Russia and Ukraine both launch investigations into attack that killed at least 40 Ukrainian PoWs; Ukraine says it is ready to resume grain exports from ports

Russia and Ukraine have both launched criminal investigations into strikes that have reportedly killed at least 40 Ukrainian prisoners of war who were held at a pre-trial detention centre in the village of Olenivka, after both countries blamed the other side for the attack.

Ukraine’s foreign minister, Dmytro Kuleba, has accused Russia of a “petrifying war crime” over the killings and called on world leaders to “recognise Russia as a terrorist state”.

Ukraine has said it is ready for grain exports to leave its ports again but is waiting for the go-ahead from the United Nations, which it hoped it would receive later on Friday.

Horrific video has emerged that appears to show a Russian soldier castrating a Ukrainian prisoner, who other reports suggest was subsequently murdered. The footage, reviewed by the Guardian, was originally posted on pro-Russian Telegram channels. Aric Toler at investigative outlet Bellingcat, suggested that the video – featuring a Russian soldier, wearing a distinctive black wide-brimmed hat, approaching another figure who has his hands bound and is lying face down with the back of his trousers cut away – appeared to be authentic .

At least five people have been killed and seven injured in a strike on a bus stop in the city of Mykolaiv, according to the regional governor, Vitaliy Kim. Graphic images from the scene show the street littered with bodies.

Vladimir Putin’s press secretary, Dmitry Peskov, said on Friday that Russia staunchly supported China’s sovereignty and territorial integrity, after the Chinese president, Xi Jinping, warned the US president, Joe Biden, against “playing with fire” over Taiwan in a phone call on Thursday.

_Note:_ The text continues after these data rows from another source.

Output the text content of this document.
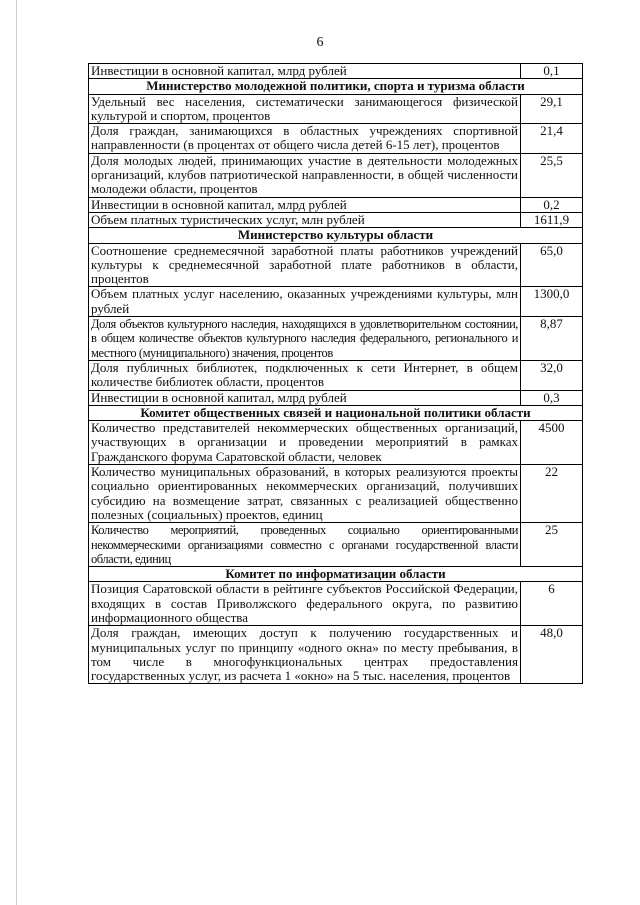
6
Инвестиции в основной капитал, млрд рублей	0,1
Министерство молодежной политики, спорта и туризма области	
Удельный вес населения, систематически занимающегося физической культурой и спортом, процентов	29,1
Доля граждан, занимающихся в областных учреждениях спортивной направленности (в процентах от общего числа детей 6-15 лет), процентов	21,4
Доля молодых людей, принимающих участие в деятельности молодежных организаций, клубов патриотической направленности, в общей численности молодежи области, процентов	25,5
Инвестиции в основной капитал, млрд рублей	0,2
Объем платных туристических услуг, млн рублей	1611,9
Министерство культуры области	
Соотношение среднемесячной заработной платы работников учреждений культуры к среднемесячной заработной плате работников в области, процентов	65,0
Объем платных услуг населению, оказанных учреждениями культуры, млн рублей	1300,0
Доля объектов культурного наследия, находящихся в удовлетворительном состоянии, в общем количестве объектов культурного наследия федерального, регионального и местного (муниципального) значения, процентов	8,87
Доля публичных библиотек, подключенных к сети Интернет, в общем количестве библиотек области, процентов	32,0
Инвестиции в основной капитал, млрд рублей	0,3
Комитет общественных связей и национальной политики области	
Количество представителей некоммерческих общественных организаций, участвующих в организации и проведении мероприятий в рамках Гражданского форума Саратовской области, человек	4500
Количество муниципальных образований, в которых реализуются проекты социально ориентированных некоммерческих организаций, получивших субсидию на возмещение затрат, связанных с реализацией общественно полезных (социальных) проектов, единиц	22
Количество мероприятий, проведенных социально ориентированными некоммерческими организациями совместно с органами государственной власти области, единиц	25
Комитет по информатизации области	
Позиция Саратовской области в рейтинге субъектов Российской Федерации, входящих в состав Приволжского федерального округа, по развитию информационного общества	6
Доля граждан, имеющих доступ к получению государственных и муниципальных услуг по принципу «одного окна» по месту пребывания, в том числе в многофункциональных центрах предоставления государственных услуг, из расчета 1 «окно» на 5 тыс. населения, процентов	48,0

Germany’s economy minister said on Friday that putting the Nord Stream 2 gas pipeline into operation was not an option as this would only play into the hands of the Russian president, Vladimir Putin. There is growing anger in Germany over soaring energy prices.

Aleksandr Viktorovich Ionov, a Russian operative who was subjected to US sanctions on Friday, has been charged with using political groups in the US to advance pro-Russia propaganda, including during the invasion of Ukraine earlier this year.

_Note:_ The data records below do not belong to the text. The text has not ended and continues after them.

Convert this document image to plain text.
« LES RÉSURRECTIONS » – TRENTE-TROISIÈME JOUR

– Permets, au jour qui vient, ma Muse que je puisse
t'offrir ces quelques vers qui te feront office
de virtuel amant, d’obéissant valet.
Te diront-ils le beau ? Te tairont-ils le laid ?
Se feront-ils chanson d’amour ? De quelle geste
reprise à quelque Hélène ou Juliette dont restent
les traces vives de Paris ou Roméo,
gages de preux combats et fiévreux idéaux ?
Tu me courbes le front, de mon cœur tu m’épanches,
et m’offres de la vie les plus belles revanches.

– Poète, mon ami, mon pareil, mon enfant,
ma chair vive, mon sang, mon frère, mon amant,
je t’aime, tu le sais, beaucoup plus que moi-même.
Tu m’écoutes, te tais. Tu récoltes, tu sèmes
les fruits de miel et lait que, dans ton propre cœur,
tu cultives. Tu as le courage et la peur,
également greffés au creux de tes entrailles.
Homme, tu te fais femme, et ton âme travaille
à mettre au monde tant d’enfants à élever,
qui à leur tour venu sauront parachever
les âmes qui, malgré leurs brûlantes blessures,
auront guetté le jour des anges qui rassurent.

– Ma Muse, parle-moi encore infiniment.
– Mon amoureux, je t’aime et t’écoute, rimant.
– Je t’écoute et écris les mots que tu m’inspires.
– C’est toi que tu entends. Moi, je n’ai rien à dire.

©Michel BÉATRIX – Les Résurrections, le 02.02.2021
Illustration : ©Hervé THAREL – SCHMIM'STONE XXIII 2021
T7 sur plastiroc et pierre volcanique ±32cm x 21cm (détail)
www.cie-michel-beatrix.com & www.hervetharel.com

The US treasury department said on Friday it had imposed sanctions on another individual alongside Ionov, as well as on four entities that support the Kremlin’s global malign influence and election interference operations, including in the US and Ukraine.

Belarus recalled its UK ambassador on Friday in response to what it called “hostile and unfriendly” actions by London.

North Macedonia plans to donate an unspecified number of Soviet-era tanks to Ukraine as it seeks to modernise its own military to meet Nato standards, its defence ministry said on Friday.

Germany would deliver 16 Biber bridge-layer tanks to Ukrainian forces, the German defence ministry said.

A Ukrainian court on Friday reduced to 15 years a life sentence handed to a Russian soldier in May for pre-meditated murder in the country’s first war crimes trial.

A Russian ammunition depot in the southern Kherson region had been destroyed, Ukrainian officials said on Friday.

The UK defence minister, Ben Wallace, has said Russian forces in Ukraine are in “a very difficult spot”, and that Putin’s strategy was akin to putting his forces through a meat grinder. In his opinion, he said, Russia was “certainly not able to occupy the country. They may be able to carry on killing indiscriminately and destroying as they go, but that is not a victory.”